The report noted that “so far the official information about the exercises says absolutely nothing about either Russia or Iran in connection with Birlestik-2024.”

The drills are scheduled for July, thus there is still ample time to send invitations to Russia and Iran to observe Birkestik 2024.

One thread that connects the five countries taking part in Birlestik-2024 is that they are all part of the Middle Corridor, a multimodal network of trade routes in Central Asia and the Caucasus that connect Europe to China without the transit use of any Russian territory.

Could the rise of the Middle Corridor be on the minds of the five Birlestik-2024 participant nations? (Credit: 

The Middle Corridor has been expanding rapidly since the Russia invasion of Ukraine triggered Western sanctions on trade involving Russia. The route has also gained some new importance since Houthi militia in Yemen started attacking shipping in the Red Sea in late 2023.

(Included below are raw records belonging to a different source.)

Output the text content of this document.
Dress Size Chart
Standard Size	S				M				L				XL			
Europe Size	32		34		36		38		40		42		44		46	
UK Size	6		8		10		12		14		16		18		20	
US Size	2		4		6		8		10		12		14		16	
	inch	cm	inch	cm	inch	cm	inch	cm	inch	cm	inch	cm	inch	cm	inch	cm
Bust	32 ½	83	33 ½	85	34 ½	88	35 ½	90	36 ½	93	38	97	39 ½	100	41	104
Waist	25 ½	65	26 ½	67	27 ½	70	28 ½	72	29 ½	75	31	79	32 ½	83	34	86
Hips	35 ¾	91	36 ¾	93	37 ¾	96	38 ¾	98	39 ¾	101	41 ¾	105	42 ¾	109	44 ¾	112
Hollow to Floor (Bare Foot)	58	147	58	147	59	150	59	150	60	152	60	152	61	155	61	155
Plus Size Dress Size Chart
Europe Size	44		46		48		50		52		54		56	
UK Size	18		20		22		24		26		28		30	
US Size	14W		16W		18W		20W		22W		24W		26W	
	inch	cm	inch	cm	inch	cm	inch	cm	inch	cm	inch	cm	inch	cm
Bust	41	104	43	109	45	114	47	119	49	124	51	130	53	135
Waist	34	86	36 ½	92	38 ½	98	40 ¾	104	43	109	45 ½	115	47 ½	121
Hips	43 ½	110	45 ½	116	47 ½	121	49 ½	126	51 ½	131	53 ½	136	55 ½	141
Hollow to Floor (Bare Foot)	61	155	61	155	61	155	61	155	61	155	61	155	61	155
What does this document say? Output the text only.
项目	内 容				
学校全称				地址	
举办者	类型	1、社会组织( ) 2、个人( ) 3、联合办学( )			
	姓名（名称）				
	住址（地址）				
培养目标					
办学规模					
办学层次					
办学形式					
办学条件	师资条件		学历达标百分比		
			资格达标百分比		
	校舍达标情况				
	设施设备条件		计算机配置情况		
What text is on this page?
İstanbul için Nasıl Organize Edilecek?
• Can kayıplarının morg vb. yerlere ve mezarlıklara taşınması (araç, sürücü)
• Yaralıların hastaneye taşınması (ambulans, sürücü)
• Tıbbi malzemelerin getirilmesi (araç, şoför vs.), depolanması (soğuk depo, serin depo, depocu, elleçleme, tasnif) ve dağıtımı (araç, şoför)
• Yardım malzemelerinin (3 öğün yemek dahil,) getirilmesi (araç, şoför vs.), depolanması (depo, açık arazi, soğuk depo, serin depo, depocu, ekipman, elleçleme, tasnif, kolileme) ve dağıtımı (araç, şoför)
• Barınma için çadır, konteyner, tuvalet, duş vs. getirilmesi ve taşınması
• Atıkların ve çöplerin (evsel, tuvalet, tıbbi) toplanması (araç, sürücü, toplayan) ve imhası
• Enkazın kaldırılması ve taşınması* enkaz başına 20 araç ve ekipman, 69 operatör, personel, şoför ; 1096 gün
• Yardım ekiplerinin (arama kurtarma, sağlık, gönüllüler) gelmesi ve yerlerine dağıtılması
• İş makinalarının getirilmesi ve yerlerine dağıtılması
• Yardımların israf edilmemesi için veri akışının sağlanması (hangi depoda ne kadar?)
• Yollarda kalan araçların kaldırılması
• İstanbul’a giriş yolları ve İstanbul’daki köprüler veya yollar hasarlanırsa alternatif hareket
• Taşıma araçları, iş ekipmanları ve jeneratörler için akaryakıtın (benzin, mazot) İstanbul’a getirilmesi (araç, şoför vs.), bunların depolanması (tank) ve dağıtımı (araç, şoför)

The Middle Corridor, sometimes referred to as the Trans-Caspian International Trade Route, or TITR, cannot handle the volumes of trade once shipped via the Northern Corridor through Russia, or come anywhere near to compensating for volumes of goods carried by sea through the Suez Canal.

However, the Middle Corridor is the safest and least complicated option for conducting trade between Europe and Asia at the moment and demonstrating that the route enjoys protection might be part of the reason for holding Birlestik-2024.

Whatever the reason, the exercises have started to bother some people in Russia and probably in Iran as well. The countries involved in Birlestik-2024 will, however, see the fact that they are cooperating to solve their common security problems, without resorting to help from bigger countries, as a good sign.